How the Network Operates
The program runs through a network of children’s hospitals that serve as regional affiliates. Children’s Wisconsin remains the lead institution, but local affiliates coordinate Heart Safe efforts in their own areas. Nationwide Children’s Hospital in Ohio is one example, helping schools in that state implement AED programs, train staff, and develop emergency response plans.
As of 2025, the network includes more than 50 affiliates spread across 35 states. Program leaders describe the 250-plus confirmed saves as a conservative estimate, since not every successful intervention gets formally reported back to the network. The affiliates provide schools with hands-on support: helping them write their emergency plans, connecting them with CPR training resources, and guiding them through the process of choosing and placing AEDs so they’re accessible within that critical two-to-three-minute window.

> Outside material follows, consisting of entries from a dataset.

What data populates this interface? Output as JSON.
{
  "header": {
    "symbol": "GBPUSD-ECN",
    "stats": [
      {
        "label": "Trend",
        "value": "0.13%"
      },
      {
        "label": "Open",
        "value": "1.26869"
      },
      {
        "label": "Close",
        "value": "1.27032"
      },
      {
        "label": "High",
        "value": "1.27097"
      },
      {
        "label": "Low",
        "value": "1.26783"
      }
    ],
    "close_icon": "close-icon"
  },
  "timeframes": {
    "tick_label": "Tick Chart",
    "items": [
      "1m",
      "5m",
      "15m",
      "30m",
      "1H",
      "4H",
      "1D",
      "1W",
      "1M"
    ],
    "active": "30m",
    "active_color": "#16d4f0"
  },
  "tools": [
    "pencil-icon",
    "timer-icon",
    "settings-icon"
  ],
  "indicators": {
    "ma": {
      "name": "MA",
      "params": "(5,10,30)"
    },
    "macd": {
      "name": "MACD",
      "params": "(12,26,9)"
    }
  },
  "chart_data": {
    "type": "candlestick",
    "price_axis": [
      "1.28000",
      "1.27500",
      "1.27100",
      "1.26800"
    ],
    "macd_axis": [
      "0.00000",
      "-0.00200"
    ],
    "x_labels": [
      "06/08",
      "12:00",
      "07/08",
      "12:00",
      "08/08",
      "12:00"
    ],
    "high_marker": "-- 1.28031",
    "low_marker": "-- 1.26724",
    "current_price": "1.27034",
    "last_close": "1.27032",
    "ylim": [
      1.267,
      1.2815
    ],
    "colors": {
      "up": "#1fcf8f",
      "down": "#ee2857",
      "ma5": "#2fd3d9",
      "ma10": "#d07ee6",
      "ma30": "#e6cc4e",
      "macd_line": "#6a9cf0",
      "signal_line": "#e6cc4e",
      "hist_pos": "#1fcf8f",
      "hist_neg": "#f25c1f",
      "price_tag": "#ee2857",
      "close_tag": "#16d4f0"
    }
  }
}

How Schools Can Get Involved
Schools interested in becoming Heart Safe start by connecting with their nearest Project ADAM affiliate. The process involves assessing the school’s current readiness, identifying gaps in equipment or training, writing a Cardiac Emergency Response Plan, and training staff in CPR and AED use. Schools also need to establish their communication protocol, notify local EMS, and begin conducting regular emergency drills. The program’s website includes a state-by-state directory of affiliates and legislative requirements to help schools understand what’s expected in their area.